I'm on Prince level and can hardly beat it. It's mostly my technology. They're alway atleast 5 tech's ahead of me, and near the end, it's insanely more. I can easily beat all of them on Noble, it's just Prince is much harder. I have to rely on Permanent Alliance with one of them :blush:
What Cam said. The AI will build too many farms and not enough cottages. Cottages provide money and money finances research. Automation is fine on the lower levels, but the higher you go, the more micro-management you'll need to do to stay competetive.

obsolete
Jul 26, 2006, 11:07 PM
I still leave my workers on AUTO on monarch, and don't run into problems.

Cam_H
Jul 26, 2006, 11:59 PM
I still leave my workers on AUTO on monarch, and don't run into problems.

I guess you're doing a lot of other things very well then! ;)

I know that there's criticism that automated workers produce too many farms and not enough cottages, but again I think that it's finding the right strategy for the city in question.

Farms per se are not bad, and lots of farms per se are not bad if you're working to a plan such as running a Great Person farm or some form of specialist-oriented strategy or love the whip.

If you however believe in developing specialist cities with select objectives in mind, the computer may not be able to automatically direct its efforts to your plans instead over-farming commerce-oriented cities or not farming enough production-oriented cities ... unless you're a :borg: (I've been trying to find an excuse to use that smiley).

Paeanblack
Jul 27, 2006, 12:00 AM
Use your future victims to pay for your current wars!

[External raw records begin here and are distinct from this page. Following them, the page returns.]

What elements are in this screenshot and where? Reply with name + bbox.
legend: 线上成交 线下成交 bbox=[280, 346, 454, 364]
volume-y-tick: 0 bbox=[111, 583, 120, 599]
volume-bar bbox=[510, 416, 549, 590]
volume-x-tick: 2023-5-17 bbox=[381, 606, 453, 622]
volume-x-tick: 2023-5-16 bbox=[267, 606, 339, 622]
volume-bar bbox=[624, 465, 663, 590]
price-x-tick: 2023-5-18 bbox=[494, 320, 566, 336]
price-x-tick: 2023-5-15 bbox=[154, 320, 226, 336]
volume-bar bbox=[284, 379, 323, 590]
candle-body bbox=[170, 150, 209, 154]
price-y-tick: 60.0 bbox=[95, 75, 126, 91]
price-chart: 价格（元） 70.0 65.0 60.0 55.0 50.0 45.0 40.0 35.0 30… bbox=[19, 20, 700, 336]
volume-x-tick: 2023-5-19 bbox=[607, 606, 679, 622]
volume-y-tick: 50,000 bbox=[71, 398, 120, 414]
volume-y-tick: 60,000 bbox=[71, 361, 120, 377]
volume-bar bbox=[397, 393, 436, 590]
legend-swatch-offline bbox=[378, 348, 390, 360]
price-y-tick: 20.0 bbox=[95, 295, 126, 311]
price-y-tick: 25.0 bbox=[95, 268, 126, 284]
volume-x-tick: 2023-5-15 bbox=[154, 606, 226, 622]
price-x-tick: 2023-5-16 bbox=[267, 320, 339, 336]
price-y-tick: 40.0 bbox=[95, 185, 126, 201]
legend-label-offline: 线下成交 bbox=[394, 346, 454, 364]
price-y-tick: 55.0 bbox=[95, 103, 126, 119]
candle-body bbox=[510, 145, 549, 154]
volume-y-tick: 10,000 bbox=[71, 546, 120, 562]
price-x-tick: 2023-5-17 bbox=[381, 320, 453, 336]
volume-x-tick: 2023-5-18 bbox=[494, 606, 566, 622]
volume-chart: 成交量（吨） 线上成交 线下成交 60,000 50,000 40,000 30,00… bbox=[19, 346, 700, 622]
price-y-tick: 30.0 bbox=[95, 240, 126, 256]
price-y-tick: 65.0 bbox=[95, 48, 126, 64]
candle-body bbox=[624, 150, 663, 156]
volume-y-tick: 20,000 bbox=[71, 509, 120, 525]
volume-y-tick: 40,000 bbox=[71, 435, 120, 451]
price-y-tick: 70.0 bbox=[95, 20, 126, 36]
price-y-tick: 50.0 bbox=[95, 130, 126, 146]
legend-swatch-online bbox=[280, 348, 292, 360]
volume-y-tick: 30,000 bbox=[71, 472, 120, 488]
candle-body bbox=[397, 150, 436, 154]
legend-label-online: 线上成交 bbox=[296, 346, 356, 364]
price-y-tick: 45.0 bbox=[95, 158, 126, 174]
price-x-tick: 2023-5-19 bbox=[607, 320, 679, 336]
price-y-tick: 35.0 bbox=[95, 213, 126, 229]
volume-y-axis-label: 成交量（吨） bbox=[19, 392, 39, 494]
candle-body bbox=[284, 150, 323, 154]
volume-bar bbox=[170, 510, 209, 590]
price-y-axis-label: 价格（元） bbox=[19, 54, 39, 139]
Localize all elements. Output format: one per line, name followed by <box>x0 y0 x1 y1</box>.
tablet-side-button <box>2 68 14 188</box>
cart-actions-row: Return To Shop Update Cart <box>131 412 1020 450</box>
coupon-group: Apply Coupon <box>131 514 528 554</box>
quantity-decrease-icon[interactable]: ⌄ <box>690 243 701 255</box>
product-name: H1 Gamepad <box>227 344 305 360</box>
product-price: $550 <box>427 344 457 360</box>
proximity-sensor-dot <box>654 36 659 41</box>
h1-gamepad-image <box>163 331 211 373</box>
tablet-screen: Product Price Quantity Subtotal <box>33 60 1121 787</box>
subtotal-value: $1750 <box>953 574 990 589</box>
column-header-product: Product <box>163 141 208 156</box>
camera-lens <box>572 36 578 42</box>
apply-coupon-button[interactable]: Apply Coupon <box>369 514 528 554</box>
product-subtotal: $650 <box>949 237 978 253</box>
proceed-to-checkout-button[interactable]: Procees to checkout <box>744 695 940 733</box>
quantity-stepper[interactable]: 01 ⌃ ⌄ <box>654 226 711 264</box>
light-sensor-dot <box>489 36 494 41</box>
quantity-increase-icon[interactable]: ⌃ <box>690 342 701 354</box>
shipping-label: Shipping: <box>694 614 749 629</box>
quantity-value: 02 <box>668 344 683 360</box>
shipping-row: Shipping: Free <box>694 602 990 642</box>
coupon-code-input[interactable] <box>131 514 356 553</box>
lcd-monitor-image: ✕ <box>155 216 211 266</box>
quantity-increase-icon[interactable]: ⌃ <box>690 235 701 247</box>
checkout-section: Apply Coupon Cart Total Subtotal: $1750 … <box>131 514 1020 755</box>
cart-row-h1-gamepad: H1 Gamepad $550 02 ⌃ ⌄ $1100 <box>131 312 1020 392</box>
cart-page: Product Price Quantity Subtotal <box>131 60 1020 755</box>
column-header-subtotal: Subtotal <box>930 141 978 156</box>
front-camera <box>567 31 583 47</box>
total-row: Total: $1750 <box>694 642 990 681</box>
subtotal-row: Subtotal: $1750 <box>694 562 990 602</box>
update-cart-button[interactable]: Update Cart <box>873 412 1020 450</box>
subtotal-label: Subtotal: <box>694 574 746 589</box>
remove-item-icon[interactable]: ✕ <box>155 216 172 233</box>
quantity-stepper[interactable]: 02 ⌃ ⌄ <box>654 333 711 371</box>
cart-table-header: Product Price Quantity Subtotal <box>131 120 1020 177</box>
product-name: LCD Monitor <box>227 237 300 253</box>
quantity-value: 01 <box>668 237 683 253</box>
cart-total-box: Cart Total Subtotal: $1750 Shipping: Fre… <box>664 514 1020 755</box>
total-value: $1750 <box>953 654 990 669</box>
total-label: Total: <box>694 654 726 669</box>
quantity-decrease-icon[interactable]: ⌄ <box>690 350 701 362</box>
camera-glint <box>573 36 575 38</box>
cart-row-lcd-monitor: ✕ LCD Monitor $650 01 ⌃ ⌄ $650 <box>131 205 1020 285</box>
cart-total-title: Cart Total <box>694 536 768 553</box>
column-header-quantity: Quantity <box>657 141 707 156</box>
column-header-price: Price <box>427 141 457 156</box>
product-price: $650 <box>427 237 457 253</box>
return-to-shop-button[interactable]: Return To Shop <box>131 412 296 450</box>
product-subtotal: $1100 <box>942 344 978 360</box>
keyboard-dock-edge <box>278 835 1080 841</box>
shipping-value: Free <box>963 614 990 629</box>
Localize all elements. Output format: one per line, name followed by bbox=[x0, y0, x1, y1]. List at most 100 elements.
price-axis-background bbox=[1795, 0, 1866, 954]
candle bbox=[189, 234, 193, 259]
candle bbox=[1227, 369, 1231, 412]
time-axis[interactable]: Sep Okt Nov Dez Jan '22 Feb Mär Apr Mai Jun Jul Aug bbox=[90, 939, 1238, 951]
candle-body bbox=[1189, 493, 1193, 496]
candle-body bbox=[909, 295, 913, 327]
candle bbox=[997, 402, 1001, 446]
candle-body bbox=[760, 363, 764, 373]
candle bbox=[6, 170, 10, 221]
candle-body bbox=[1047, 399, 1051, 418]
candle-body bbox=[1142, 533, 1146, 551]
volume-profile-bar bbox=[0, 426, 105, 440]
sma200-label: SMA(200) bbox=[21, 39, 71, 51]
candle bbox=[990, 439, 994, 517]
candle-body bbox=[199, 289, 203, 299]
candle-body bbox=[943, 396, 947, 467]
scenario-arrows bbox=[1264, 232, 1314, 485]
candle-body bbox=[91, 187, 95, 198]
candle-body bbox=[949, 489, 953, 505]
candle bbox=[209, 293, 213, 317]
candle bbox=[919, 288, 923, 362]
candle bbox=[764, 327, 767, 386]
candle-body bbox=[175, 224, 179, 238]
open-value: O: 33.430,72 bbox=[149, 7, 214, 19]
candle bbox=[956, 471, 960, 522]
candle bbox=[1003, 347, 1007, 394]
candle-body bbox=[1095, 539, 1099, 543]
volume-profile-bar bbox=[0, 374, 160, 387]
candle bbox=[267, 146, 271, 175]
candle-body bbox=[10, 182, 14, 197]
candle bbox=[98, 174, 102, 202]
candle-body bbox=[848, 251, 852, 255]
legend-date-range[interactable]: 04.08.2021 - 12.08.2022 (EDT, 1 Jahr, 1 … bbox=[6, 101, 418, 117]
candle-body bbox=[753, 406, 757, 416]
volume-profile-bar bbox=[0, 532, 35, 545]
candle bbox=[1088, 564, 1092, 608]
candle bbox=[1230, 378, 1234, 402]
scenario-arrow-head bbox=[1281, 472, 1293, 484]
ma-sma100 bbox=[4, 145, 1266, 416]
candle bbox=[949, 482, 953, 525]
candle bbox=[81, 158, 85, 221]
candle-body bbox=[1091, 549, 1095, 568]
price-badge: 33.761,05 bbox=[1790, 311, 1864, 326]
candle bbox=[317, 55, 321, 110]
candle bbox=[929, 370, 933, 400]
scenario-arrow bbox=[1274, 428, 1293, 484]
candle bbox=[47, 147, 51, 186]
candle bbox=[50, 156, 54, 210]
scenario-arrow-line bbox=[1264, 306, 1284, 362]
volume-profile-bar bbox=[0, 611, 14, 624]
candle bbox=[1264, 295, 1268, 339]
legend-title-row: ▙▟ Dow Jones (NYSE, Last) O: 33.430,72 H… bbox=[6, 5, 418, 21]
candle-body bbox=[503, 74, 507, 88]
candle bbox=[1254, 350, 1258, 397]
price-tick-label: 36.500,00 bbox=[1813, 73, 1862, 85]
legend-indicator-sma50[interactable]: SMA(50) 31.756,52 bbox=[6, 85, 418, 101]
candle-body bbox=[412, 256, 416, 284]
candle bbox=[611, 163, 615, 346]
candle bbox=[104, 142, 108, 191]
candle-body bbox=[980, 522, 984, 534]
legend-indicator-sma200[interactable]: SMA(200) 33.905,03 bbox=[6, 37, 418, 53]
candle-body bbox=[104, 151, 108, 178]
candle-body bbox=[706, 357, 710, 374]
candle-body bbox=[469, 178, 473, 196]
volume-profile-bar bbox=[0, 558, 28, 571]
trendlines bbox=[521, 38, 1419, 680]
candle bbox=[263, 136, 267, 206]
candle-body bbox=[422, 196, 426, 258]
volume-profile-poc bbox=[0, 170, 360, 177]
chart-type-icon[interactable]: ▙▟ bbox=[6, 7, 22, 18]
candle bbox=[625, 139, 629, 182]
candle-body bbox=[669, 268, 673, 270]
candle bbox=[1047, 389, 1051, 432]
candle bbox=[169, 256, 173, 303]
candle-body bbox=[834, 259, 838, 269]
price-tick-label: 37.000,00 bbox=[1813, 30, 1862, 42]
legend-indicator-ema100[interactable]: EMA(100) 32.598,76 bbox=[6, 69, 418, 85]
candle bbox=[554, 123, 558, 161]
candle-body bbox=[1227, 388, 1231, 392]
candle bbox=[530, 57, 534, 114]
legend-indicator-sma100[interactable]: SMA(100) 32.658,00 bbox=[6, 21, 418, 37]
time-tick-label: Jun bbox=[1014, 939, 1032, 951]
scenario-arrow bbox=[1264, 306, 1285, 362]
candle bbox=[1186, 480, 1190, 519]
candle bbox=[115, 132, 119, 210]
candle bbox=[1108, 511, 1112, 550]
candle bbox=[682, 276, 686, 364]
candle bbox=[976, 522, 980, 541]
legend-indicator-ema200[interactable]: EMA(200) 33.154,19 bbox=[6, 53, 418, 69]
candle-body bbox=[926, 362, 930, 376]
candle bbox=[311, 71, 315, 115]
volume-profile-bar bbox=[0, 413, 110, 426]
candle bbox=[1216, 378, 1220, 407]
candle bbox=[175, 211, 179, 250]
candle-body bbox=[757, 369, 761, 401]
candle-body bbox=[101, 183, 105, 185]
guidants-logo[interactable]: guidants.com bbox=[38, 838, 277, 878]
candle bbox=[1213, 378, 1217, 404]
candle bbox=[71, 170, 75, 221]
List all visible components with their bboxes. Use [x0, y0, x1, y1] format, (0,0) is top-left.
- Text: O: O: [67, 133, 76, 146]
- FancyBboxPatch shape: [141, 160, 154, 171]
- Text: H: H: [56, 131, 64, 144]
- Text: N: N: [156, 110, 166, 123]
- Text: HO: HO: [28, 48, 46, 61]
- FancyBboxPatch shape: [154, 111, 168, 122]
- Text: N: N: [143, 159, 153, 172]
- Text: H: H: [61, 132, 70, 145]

Constantly check the power graph, and if anyone is lower than you, demand money, money, and more money. If anyone is higher than you, crack that whip for more troops so you can start bullying them.

Having a huge army is a major source of income. You need to be extorting, pillaging, and sacking everyone and everything in site...constantly.

Stolen Rutters
Jul 27, 2006, 03:51 PM
Commerce multipliers, focus some cities on commerce to the detriment of their production (including farming for merchants). Markets and grocers are examples of the commerce multipliers. A holy city with a shrine is a good commerce city but any city with river tiles or coastal commerce are other candidates.

Make at least one production city with production multipliers to make up for the fact that you are focusing some cities away from production. Forge is the early production multiplier (+25% :hammers: ).

If you are falling behind on research before you get courthouse and currency, then you need more money. Early on, don't be afraid to raze every city that is not a capital or holy city (meaning anything other than the really good sites, naturally profitable on their own), pillage every town around cities that you expect to die. You really need to have the financial techs researched out to mercantilism and/or banks by the time you will be able to afford capturing most cities without worrying about sinking your civ and tech progress in city maintenance costs.

BCLG100
Jul 27, 2006, 06:34 PM
Also remember that losing money is not neccesarily a bad thing if your compensating your economy by pillaging/razing opponents cities. For the majority of my games i'm running at minus gpt but still raking in the cash and therefore staying adequatly along with the AI at tech.